Coronavirus, la Russia prende nuove precauzioni per chi arriva dall’Italia

Global Look Press
Voli concentrati al terminal “F” dell’aeroporto Sheremetevo di Mosca per misurare la febbre a tutti i passeggeri. E dall’Italia, le testimonianze dei russi che vivono nelle regioni a rischio: “Il panico forse è esagerato, ma speriamo che vengano prese tutte le misure necessarie per fermare il virus”

Mentre in Italia si combatte per fermare l’epidemia di Coronavirus che ha già fatto 17 morti e oltre 650 contagi, la Russia rafforza le misure per contenere il virus. Come riportato dall’ultimo aggiornamento pubblicato dal servizio “Viaggiare Sicuri”, e diffuso tra i connazionali nella Federazione da GIM Unimpresa, dal 1° marzo anche i voli da e per l'Italia, Iran e Corea del Sud, così come quelli da e per la Cina, saranno concentrati al terminal "F" dell'aeroporto internazionale di Sheremetevo, il principale scalo aeroportuale di Mosca. Tutti i passeggeri in arrivo e partenza, inclusi i passeggeri italiani, saranno sottoposti a controllo della temperatura con l'utilizzo di termo-camere portatili e fisse.

Se un passeggero dovesse presentare una temperatura corporea ritenuta elevata o qualsiasi altro sintomo simil-influenzale, anche lieve, sarà immediatamente sottoposto a ulteriori controlli sanitari da parte di un apposito team medico, presente nello scalo aeroportuale. Le autorità russe potranno poi disporre ulteriori misure di tutela.

Le autorità di Mosca si riservano inoltre la facoltà di chiedere a tutte le persone in arrivo dalla Cina di osservare una "auto-quarantena" di 14 giorni. Una misura che potrebbe essere estesa anche ad altri viaggiatori provenienti dalle zone a rischio. 

Nel frattempo i tanti cittadini russi che vivono in Italia stanno correndo al riparo per scongiurare il rischio di un possibile contagio. “Per evitare il virus me ne sono andata qualche giorno in Spagna - racconta Alevtina Silaeva, che da anni vive a Milano -. Forse le reazioni che ci sono state in Italia sono state un po’ esagerate… Fa un certo effetto osservare un panico del genere nel XXI secolo! Io personalmente ho iniziato a lavarmi molto più spesso le mani, ma direi che è questa l’unica misura che ho adottato. Secondo me la stampa e i mezzi di comunicazione hanno avuto un grosso peso su come ha reagito la gente: in Spagna, ad esempio, dove la situazione si sta facendo seria solo adesso, si registrano reazioni ben più tranquille”. 

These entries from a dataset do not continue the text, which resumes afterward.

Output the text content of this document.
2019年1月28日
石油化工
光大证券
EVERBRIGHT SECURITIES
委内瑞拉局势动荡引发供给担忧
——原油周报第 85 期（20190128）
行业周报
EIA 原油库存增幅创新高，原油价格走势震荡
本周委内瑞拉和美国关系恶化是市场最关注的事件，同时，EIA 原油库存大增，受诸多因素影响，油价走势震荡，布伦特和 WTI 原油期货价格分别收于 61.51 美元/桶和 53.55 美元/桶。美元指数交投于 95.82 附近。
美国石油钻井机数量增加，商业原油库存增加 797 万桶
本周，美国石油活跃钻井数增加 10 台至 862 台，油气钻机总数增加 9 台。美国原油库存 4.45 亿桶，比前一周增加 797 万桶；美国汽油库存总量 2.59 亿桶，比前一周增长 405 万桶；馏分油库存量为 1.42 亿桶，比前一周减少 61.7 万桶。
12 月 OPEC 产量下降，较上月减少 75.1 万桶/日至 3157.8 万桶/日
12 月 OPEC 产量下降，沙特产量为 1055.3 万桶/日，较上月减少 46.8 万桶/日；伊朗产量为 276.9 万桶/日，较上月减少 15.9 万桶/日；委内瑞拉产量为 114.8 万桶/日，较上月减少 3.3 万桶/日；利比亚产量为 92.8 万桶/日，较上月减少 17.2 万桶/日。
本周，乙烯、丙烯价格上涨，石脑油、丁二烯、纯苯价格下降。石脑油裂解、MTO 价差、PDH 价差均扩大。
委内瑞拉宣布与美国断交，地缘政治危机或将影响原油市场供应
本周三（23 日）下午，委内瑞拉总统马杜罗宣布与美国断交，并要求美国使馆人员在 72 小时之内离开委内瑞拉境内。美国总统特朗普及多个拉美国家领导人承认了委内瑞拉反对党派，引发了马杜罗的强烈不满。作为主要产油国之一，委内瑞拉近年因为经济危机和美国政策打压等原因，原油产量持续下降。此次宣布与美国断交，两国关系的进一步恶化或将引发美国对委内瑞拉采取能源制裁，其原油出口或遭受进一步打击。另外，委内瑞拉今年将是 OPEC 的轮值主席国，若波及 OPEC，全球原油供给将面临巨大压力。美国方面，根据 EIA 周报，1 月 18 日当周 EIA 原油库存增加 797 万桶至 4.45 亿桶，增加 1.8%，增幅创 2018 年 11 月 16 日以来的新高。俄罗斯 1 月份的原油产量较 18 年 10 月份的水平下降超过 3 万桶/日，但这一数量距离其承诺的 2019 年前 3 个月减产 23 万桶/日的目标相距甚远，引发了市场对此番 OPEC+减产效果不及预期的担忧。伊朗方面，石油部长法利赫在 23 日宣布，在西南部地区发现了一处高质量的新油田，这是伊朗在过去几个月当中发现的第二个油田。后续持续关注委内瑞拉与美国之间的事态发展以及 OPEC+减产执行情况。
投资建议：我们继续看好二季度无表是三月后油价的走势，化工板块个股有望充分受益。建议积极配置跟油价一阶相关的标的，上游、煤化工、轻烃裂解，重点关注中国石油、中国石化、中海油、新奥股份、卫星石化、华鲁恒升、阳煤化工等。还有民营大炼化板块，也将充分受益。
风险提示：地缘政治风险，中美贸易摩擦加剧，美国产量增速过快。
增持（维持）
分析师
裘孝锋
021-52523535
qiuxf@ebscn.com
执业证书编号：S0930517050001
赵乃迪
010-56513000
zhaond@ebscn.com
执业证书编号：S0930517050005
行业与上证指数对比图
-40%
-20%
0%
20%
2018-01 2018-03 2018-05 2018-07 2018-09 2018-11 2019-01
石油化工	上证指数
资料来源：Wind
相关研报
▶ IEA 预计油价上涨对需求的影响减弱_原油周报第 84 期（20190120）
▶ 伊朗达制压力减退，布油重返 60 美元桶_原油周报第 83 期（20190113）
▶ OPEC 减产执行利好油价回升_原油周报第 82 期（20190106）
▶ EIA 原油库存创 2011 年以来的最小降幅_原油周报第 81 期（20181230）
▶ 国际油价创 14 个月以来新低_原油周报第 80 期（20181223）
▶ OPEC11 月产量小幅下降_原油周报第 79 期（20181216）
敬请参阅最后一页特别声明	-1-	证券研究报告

Bella Shakhmirza, anche lei residente a Milano, racconta il suo punto di vista in poche parole: “È più il panico che la reale minaccia - dice -. E mi sembra che in Russia tutti credano che qui sia la fine del mondo. Certo, hanno chiuso scuole, musei, piscine. Qualche giorno fa il mio ragazzo non è potuto entrare in banca perché avevano sospeso tutti i ricevimenti al pubblico. Io ho ricevuto almeno 10 avvisi di cancellazione da parte di lezioni, conferenze, spettacoli ed eventi ai quali volevo partecipare. Un incubo, vero? Ma in Italia c’è l’usanza di prevenire, piuttosto che curare. Meglio prevenire, finché non è del tutto chiaro come affrontare il virus. È per questo che sono state adottate misure così straordinarie”. 

E da Venezia, dove il virus ha mandato in fumo i festeggiamenti del Carnevale e fatto scappare i turisti, Gleb Smirnoff si lascia andare a tragicomiche riflessioni: “Quest’anno la maschera del dottore della peste (l'abbigliamento utilizzato in passato dai medici per proteggersi dalle epidemie, diventato uno dei simboli del Carnevale, ndr) è tornata a Venezia, ma questa volta in un contesto ben più sinistro, e la si percepisce più viva e realistica che mai”, commenta.

Festa annullata, scuole e musei chiusi, vaporetti disinfettati. “Spero che le autorità prendano tutte le misure necessarie - dice Smirnoff -. In merito alla chiusura anticipata del Carnevale, non vedo perché arrabbiarsi... Un detto popolare recita: ‘Non c’è stata felicità, ma l’infelicità ha aiutato’. Per quanto riguarda l’isolamento, è da tempo che io non esco di casa: ho talmente tanto lavoro arretrato che non vado da nessuna parte… una vera fortuna, no?”.